わたくしが……ですか? ――はい、貴方様のおかげで今は久方ぶりに気分がよく、瘴気も溜まっておりませぬので」


「……浄化できたんだな」


 戦っていた上の最後の俺の選択。彼女が苦しんでいるように見えたから、救うということを選びああやって無理矢理解呪したけど、あれでよかったのなら安心だ。


「――あーほんっとよかった」


 それを聞いてほっと一息。

 彼女が狂気に飲まれながらも野狐を守っていたのは見たし、本心じゃないかと思ってこその賭けだったが、助けられて本当によかった。


「――あの貴方様、どうして私を救おうとしたのですか?」


 安心して力が抜ける俺に向かって、彼女はそう聞いた。

 恐る恐るというか、心底びくついたそんな様子で俺の顔色を窺って……記憶を見た限り、優しい彼女がそうやって怯えるのが少し嫌だなと思うも、答えないといけないと思ったから俺は真っ直ぐと彼女を見つめて答えることにした。


「……なんていうかな、あの戦闘の中で野狐達を守ったのを見たし……それに自然を傷つけないようにしてたのみてさ、なんかおかしいなって――」


「それで――命を賭けたのですか? 敵対した私を救うために?」


「まぁ……うん、そうだな」


 改めてそう聞かれると我ながらよくやったと思う。

 でも……こうやって話せるし、何より何かを守ろうとした奴を傷つけるのは嫌だったからこうなってくれて嬉しい。

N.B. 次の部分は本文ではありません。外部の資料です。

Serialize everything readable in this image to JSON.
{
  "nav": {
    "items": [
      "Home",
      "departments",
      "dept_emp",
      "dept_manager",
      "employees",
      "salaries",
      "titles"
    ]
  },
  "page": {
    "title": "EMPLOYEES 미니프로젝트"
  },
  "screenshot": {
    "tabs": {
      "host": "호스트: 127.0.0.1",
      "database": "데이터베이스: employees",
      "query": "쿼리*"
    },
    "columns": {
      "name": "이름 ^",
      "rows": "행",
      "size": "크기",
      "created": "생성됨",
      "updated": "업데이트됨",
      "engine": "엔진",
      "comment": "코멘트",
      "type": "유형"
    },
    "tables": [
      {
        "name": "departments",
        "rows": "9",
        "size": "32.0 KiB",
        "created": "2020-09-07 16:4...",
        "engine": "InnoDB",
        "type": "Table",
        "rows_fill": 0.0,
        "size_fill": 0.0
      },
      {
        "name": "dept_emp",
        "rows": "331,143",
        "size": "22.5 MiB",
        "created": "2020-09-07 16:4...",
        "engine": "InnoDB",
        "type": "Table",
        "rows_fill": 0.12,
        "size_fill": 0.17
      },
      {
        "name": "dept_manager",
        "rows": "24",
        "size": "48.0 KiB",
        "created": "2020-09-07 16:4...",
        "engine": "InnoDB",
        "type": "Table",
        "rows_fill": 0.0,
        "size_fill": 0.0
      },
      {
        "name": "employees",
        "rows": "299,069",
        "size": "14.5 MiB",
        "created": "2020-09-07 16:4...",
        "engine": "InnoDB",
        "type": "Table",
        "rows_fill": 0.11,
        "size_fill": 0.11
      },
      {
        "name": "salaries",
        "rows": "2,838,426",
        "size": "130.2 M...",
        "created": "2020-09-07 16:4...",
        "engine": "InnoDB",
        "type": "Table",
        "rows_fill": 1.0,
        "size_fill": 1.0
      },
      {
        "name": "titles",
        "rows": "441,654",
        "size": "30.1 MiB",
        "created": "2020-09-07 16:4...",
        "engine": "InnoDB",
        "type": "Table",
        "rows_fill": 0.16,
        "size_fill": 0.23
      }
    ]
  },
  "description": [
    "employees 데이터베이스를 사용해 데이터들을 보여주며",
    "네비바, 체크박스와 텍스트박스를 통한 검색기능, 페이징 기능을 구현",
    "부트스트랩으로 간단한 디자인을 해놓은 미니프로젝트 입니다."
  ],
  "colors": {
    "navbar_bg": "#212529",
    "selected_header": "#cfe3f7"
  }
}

「……まだ少ししか話しておりませんが、貴方様はお馬鹿様なのですね」


「まってくれ? なんで今の流れで俺が馬鹿になるんだ?」


「ふふ、そういう所かと――ですが野狐達が、真神様が慕う理由も分かります」


 解せない、たまに神楽の奴にすら馬鹿にされるし……何がいけないのだろうか?

 いや……馬鹿は酷くないか? 俺結構命はったと思うんだけど。


「というかここって空気薄いが山頂か?」


「――はい、私の社である月蝕神社は朧山の山頂に座しておりますので」


「へぇ……それと気になったんだが、真神達はどこにいるんだ?」


「真神様達でしたら、森の果実を集めている所かと――私も手伝おうとはしたのですが、野狐達に止められまして……それで、貴方様の事を見ておりました」


 思い出すように顔に向かって指を立て、俺にそんな事を伝えてくる朧様。

 こうしてみると戦ったときの姿が嘘のようであり――それほどまでに、瘴気の影響がやばいということを理解した。

 

 あの夢が実際に起こったことなら、彼女は神の穢れを飲み込んだ存在。

 どれほどのものかは分からないが、あれだけ暴れたのを考えると相当なものなのが分かる。


 神を救うために穢れを飲み込んだという、彼女の想いからの行動。あまりに優しく友達思いだった彼女のことを考えると、自然と胸が痛くなった。


「あの私が待っていたのは、決して果物を集められないからではないのですよ? ただ野狐達が危ないと止めてくれたのと――あぅ」


 そして何を勘違いしたのか、彼女はそんな事を口走り……恥ずかしくなったのか顔を紅くして俯いてしまった。

 そんな彼女が少し可笑しくて、戦ったときのイメージとは全く違って、俺は自然と笑ってしまう。


「うぅ、笑わないでくださいませ――私だって、出来ることはあるのですよ? 料理は野狐達に任せてますし、基本は見守るだけですが……そうですお茶くらいは淹れられる筈なのです」


「……いや、大丈夫だって。というか墓穴掘ってるから落ち着こうぜ」


「む、その顔は信じておりませぬね? 分かりました。今すぐに淹れてくるので待っててくださいませ!」


「だから――って行っちゃったんだが……」


 良いって……と言おうとしたのだが、それより先に彼女は神社の中に入ってしまい俺がこの場に一人残された。

 ぽつんと残されて……なんか結構時間がかかりそうと思ってしまった俺は、ちょっとだけこの神社の境内を探索することにした。


「……悪い気がするけど、元々山頂は調査したかったしな」


 そんなこんなで軽く境内を見渡しながら何かないかと探すことにする。

 右側神木であろう大きい木、鳥居付近には狛犬の代わりに狐が置かれ……社の奥には、鏡がある。


 流石に本殿に勝手に入るのは無礼だから入らないが、一通り周りを見て普通の神社とあまり変わらないことに気がついた――これ以上は何もないと思い、元の場所に戻ったんだが……。


「……野狐?」


 戻った場所にいたのは……なんか満月の様な色の毛並みをしたかなり気品のある狐だった。月を象った装飾を頭に着けたそいつは、俺を見たかと思えばこっちに来いと言いたげに歩き始めた。


「……着いてこいで、いいのか?」


「そうじゃ、はようせい。全く、これだから人間は」


「喋っ……た?」


「言葉ぐらい喋るだろうに、それより朧が来るまでに話をしたいから急げ」

 

 というか、実際に着いて来いって言われた。

 確かに野狐が喋ってたのはさっき見たけどさ、急に喋りかけられたら驚く。


 急に現れたそいつ。 

 不審だし、警戒した方が良いがこいつは神威を少量だが持っており……なんというか敵ではなさそう。それに朧様のこともしてるっぽいし、今はとりあえずついて行くことに決めた。


「……よし、ここまでくれば大丈夫だろうな」


 そして案内されたのは神社の階段から降りた死角になるような場所。

 そこには小さな祠があり、そこの前に座ったかと思えば……その狐の姿が変わる。

 

 変わった姿は白髪の幼女。

 どこか神楽をちっちゃくしたような印象を浮かべさせるその幼女は、俺を見ながらもふんぞり返り……唖然とする俺に向かってこう言い放った。